Lorsque Facebook a désactivé les comptes de chercheurs de l'Université de New York qui enquêtaient sur la désinformation et les publicités politiques sur la plateforme, le géant des médias sociaux a affirmé qu'il l'avait fait pour se conformer à un décret de consentement qu'il avait précédemment accepté avec la Federal Trade Commission. « Nous avons pris ces mesures pour mettre fin au raclage non autorisé et protéger la vie privée des gens, conformément à notre programme de protection de la vie privée dans le cadre de l'ordonnance de la FTC », a écrit Facebook dans son explication des suspensions de comptes. Facebook a déclaré avoir « désactivé les comptes, les applications, les pages et l'accès à la plateforme associés au projet d'observatoire des publicités de l'université de New York et à ses opérateurs ».

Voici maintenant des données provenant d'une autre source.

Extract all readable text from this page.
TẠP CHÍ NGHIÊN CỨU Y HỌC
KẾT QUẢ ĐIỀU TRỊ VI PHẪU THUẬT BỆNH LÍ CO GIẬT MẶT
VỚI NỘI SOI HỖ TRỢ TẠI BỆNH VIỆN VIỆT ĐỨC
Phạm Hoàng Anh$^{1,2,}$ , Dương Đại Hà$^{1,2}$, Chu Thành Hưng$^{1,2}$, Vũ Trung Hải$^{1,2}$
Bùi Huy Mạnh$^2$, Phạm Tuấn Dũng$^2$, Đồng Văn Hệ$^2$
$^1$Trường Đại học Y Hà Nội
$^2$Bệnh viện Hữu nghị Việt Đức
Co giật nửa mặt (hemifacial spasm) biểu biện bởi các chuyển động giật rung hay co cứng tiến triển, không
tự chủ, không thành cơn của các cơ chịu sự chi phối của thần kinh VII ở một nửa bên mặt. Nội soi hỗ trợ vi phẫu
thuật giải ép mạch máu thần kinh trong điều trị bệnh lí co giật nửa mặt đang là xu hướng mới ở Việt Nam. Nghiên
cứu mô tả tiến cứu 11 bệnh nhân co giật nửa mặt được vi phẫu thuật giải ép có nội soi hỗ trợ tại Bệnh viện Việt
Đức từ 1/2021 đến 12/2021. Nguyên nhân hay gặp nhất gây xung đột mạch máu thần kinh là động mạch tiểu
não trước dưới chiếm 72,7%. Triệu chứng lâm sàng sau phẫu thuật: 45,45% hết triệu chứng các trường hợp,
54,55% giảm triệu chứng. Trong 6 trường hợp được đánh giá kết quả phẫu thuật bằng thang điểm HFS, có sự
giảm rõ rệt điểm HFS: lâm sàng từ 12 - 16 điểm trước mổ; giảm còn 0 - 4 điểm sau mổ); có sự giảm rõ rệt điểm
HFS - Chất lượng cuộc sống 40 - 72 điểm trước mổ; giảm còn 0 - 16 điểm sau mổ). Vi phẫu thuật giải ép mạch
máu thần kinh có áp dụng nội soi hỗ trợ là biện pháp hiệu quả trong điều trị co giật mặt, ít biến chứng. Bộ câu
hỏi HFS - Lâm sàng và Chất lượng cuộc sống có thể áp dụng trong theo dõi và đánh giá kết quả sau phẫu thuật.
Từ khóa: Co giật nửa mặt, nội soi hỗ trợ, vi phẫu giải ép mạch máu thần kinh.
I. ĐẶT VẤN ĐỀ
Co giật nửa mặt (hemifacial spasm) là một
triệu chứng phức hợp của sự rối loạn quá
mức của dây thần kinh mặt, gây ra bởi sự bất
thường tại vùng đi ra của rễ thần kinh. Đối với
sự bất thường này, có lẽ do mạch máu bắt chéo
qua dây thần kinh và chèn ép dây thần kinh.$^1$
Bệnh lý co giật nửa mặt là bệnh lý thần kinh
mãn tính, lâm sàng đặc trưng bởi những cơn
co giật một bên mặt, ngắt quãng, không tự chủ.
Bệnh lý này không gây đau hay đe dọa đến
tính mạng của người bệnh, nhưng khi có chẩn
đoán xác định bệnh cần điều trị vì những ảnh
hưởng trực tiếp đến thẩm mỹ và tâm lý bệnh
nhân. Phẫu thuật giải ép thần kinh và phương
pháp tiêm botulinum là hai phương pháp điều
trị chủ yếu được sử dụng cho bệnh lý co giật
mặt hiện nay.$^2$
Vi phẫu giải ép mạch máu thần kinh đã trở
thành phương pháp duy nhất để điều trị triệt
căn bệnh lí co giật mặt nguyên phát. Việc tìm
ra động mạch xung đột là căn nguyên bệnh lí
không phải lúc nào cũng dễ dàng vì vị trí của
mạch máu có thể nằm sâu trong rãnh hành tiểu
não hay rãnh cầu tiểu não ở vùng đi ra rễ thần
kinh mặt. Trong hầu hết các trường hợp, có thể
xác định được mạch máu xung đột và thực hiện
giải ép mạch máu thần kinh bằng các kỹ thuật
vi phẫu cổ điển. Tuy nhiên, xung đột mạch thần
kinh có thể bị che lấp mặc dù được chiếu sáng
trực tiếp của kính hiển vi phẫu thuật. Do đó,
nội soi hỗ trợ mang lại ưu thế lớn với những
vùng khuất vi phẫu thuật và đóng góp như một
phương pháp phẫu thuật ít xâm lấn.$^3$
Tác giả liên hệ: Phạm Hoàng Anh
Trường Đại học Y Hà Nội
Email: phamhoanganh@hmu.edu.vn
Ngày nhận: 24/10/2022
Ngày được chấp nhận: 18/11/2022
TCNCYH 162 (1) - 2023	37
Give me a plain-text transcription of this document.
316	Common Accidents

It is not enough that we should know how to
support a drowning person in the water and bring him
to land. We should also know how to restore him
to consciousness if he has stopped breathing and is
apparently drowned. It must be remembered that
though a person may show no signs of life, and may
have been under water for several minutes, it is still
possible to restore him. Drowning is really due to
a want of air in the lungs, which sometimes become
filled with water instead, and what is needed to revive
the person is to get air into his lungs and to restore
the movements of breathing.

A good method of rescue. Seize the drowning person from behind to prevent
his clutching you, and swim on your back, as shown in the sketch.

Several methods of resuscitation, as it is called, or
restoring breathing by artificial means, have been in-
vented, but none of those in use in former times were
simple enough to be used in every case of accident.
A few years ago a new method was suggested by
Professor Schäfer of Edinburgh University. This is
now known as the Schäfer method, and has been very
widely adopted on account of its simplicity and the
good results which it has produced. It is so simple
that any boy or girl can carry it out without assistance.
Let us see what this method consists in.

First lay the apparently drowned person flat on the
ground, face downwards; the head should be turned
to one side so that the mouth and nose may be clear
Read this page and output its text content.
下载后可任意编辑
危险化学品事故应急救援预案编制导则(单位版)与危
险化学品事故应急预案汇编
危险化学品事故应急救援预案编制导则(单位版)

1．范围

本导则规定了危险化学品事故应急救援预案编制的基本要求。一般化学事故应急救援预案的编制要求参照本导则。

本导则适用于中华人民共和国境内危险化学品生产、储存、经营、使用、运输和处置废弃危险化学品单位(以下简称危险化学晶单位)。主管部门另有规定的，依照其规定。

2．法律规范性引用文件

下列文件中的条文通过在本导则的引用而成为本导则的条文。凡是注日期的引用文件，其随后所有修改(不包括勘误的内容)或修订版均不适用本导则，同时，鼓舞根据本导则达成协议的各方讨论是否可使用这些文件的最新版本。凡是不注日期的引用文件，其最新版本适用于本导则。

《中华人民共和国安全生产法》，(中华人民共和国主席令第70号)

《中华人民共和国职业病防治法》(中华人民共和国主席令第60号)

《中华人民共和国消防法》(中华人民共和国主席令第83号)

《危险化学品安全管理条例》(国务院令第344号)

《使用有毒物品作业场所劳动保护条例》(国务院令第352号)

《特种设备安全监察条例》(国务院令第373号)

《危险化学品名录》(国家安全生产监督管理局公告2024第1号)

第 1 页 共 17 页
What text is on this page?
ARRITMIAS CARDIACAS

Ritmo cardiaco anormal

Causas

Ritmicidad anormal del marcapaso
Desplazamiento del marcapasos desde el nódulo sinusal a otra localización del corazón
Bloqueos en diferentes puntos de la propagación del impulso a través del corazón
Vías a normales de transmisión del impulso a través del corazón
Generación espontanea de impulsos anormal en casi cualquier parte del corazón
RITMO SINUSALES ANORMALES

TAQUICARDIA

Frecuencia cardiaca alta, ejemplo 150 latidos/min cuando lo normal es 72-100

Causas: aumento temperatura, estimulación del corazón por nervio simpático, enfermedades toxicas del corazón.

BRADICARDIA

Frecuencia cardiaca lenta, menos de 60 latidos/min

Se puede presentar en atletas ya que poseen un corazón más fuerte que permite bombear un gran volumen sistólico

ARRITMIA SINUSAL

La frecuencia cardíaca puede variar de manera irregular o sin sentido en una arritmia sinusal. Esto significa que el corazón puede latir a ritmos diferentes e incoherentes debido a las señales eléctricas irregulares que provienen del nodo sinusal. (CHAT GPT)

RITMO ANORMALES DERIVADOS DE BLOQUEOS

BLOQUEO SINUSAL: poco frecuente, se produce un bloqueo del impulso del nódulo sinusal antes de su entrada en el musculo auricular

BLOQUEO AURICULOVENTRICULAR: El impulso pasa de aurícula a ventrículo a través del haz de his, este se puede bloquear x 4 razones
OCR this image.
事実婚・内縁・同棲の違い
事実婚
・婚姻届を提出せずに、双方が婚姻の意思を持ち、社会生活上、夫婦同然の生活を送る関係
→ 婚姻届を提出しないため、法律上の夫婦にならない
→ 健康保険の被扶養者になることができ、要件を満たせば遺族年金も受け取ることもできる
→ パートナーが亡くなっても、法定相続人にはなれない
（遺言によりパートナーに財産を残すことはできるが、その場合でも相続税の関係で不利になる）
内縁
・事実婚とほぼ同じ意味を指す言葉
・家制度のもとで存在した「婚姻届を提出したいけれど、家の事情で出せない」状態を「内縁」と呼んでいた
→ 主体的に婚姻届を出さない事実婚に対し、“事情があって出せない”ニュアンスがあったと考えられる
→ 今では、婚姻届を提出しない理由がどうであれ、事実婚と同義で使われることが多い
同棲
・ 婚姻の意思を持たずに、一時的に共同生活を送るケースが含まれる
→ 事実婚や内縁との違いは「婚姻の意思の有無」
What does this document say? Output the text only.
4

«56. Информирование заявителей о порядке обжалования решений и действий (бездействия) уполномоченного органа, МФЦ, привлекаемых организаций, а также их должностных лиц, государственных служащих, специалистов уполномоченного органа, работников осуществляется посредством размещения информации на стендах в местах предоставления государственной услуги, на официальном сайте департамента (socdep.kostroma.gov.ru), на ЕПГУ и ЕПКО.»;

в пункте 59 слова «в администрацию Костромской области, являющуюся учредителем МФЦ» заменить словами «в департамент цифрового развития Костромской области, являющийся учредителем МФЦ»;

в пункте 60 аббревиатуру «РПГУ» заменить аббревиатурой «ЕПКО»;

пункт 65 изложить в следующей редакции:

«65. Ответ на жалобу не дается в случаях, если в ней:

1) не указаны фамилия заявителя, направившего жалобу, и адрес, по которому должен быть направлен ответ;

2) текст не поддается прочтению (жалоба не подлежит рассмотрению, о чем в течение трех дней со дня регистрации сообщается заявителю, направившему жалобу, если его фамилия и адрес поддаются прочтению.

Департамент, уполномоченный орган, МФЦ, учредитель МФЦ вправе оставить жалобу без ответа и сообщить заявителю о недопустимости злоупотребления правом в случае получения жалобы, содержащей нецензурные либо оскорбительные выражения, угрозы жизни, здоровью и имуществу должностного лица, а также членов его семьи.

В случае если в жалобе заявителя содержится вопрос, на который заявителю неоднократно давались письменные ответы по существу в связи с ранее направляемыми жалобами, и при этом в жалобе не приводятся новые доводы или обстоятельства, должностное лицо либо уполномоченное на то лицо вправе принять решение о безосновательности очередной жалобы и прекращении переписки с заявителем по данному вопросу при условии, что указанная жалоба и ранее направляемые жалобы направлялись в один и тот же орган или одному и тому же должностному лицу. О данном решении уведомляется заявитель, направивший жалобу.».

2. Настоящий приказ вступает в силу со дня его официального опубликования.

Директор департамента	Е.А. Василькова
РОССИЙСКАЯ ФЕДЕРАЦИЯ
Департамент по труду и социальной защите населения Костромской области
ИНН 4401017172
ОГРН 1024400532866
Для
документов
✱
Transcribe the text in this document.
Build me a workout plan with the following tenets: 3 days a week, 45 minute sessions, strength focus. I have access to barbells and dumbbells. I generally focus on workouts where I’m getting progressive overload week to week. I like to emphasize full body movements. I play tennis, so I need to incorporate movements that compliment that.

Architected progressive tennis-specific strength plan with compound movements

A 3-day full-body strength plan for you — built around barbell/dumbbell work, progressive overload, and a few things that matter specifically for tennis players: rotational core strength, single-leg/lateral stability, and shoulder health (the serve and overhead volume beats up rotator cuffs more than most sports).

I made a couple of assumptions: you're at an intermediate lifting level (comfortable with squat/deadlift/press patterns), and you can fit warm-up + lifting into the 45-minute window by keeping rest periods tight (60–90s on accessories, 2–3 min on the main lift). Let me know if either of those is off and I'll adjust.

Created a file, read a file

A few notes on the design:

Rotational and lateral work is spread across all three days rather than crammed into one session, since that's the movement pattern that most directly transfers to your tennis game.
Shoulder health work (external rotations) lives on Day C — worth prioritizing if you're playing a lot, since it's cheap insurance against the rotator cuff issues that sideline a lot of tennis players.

Mais l'affirmation de Facebook selon laquelle l'ordonnance de la FTC l'a obligé à suspendre les chercheurs est fausse, a écrit Samuel Levine, directeur par intérim du Bureau de la protection des consommateurs de la FTC, dans une lettre adressée jeudi à Mark Zuckerberg, PDG de Facebook. L'ordonnance de la FTC exigeait effectivement que Facebook crée un programme de protection de la vie privée, mais aucune exigence n'obligeait Facebook à interrompre le projet de recherche de l'université de New York. Malgré cela, la déclaration de Facebook selon laquelle il a suspendu les comptes "conformément à notre programme de protection de la vie privée en vertu de l'ordonnance de la FTC" transmet le message erroné que Facebook n'avait pas le choix en la matière.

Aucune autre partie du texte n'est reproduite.